Dans ce solo, Rochdi Belgasmi ressuscite le Tunis populaire et festif des années 20, ses chanteurs de cabaret, saltimbanques et danseurs travestis.

Les femmes n’ayant pas le droit de danser en public, les hommes s’emparaient des codes et des gestuelles féminins. Et la culture populaire encensait ces figures transgressives, à l’image d’Ouled Jellaba, alors très sollicité par le public de la Médina.

La libération des femmes, leur accès à l’espace public et aux scènes, a marginalisé et exclu ces danseurs, devenus réprouvés et éloignés des lieux qu’ils avaient animés.

Au travers de cet étonnant personnage de danseur, jongleur, chanteur, le chorégraphe-interprète interroge les tabous liés au genre dans la danse et la société tunisienne.
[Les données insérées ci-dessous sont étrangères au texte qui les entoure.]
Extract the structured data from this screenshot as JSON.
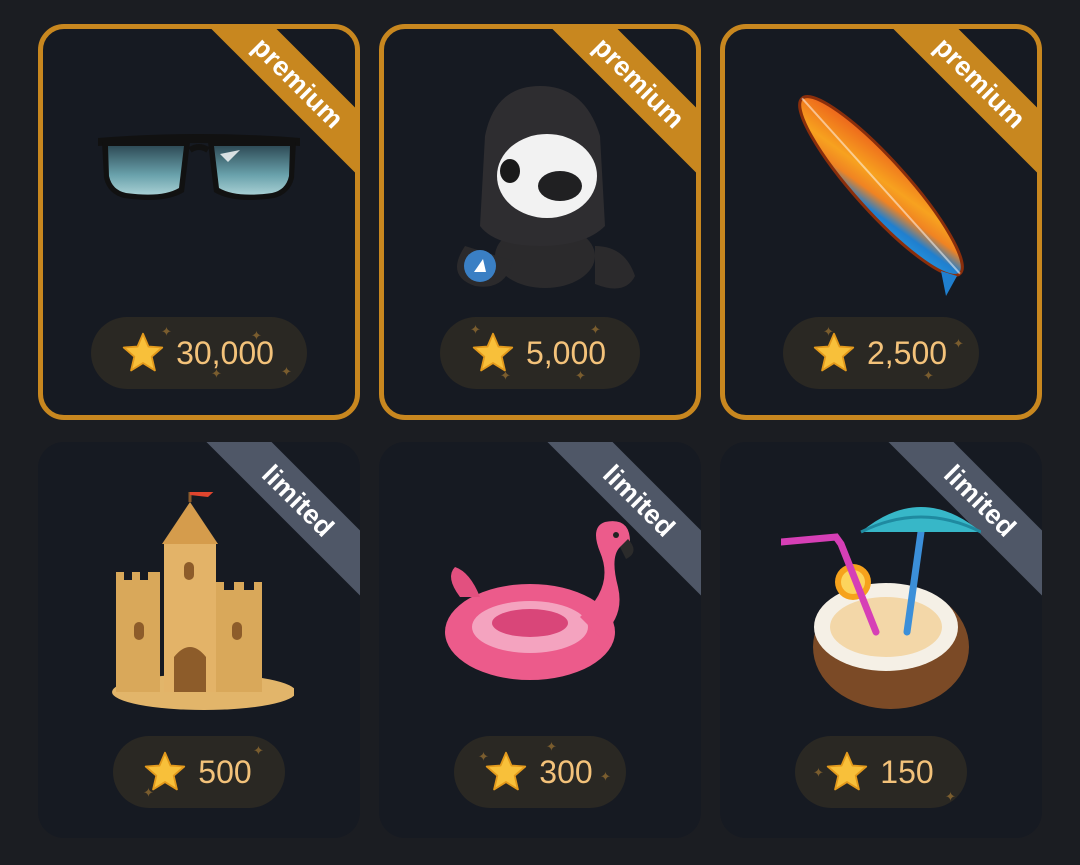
{
  "gifts": [
    {
      "badge": "premium",
      "price": "30,000",
      "icon": "sunglasses-icon"
    },
    {
      "badge": "premium",
      "price": "5,000",
      "icon": "hooded-bear-plush-icon"
    },
    {
      "badge": "premium",
      "price": "2,500",
      "icon": "surfboard-icon"
    },
    {
      "badge": "limited",
      "price": "500",
      "icon": "sandcastle-icon"
    },
    {
      "badge": "limited",
      "price": "300",
      "icon": "flamingo-float-icon"
    },
    {
      "badge": "limited",
      "price": "150",
      "icon": "coconut-cocktail-icon"
    }
  ],
  "colors": {
    "premium_accent": "#c8871f",
    "limited_ribbon": "#4f5767",
    "card_bg": "#161a22",
    "price_text": "#f3c27a"
  },
  "price_icon": "star-icon"
}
Le public aura ainsi à découvrir à travers ce spectacle Tunis dans les années 20, à l’époque où les cafés chantants attiraient les foules avec des chanteurs, magiciens, acrobates et danseurs populaires. Des danseurs travestis y reprenaient des chorégraphies normalement dévolues à la gent féminine.

L’interdiction pour les femmes de danser en public ou dans les cafés chantants ouvrait un espace légitime à cette pratique du travestissement. Quand les femmes ont conquis le droit de danser et de chanter dans les cafés, ces danseurs travestis ont été ostracisés et relégués aux quartiers mal famés de Tunis. C’est à un de ceux-là que le chorégraphe tunisien Rochdi Belgasmi rend hommage dans Ouled Jellaba. Ce solo braque les lumières sur la question du genre et de la sexualité dans la pratique de la danse tunisienne.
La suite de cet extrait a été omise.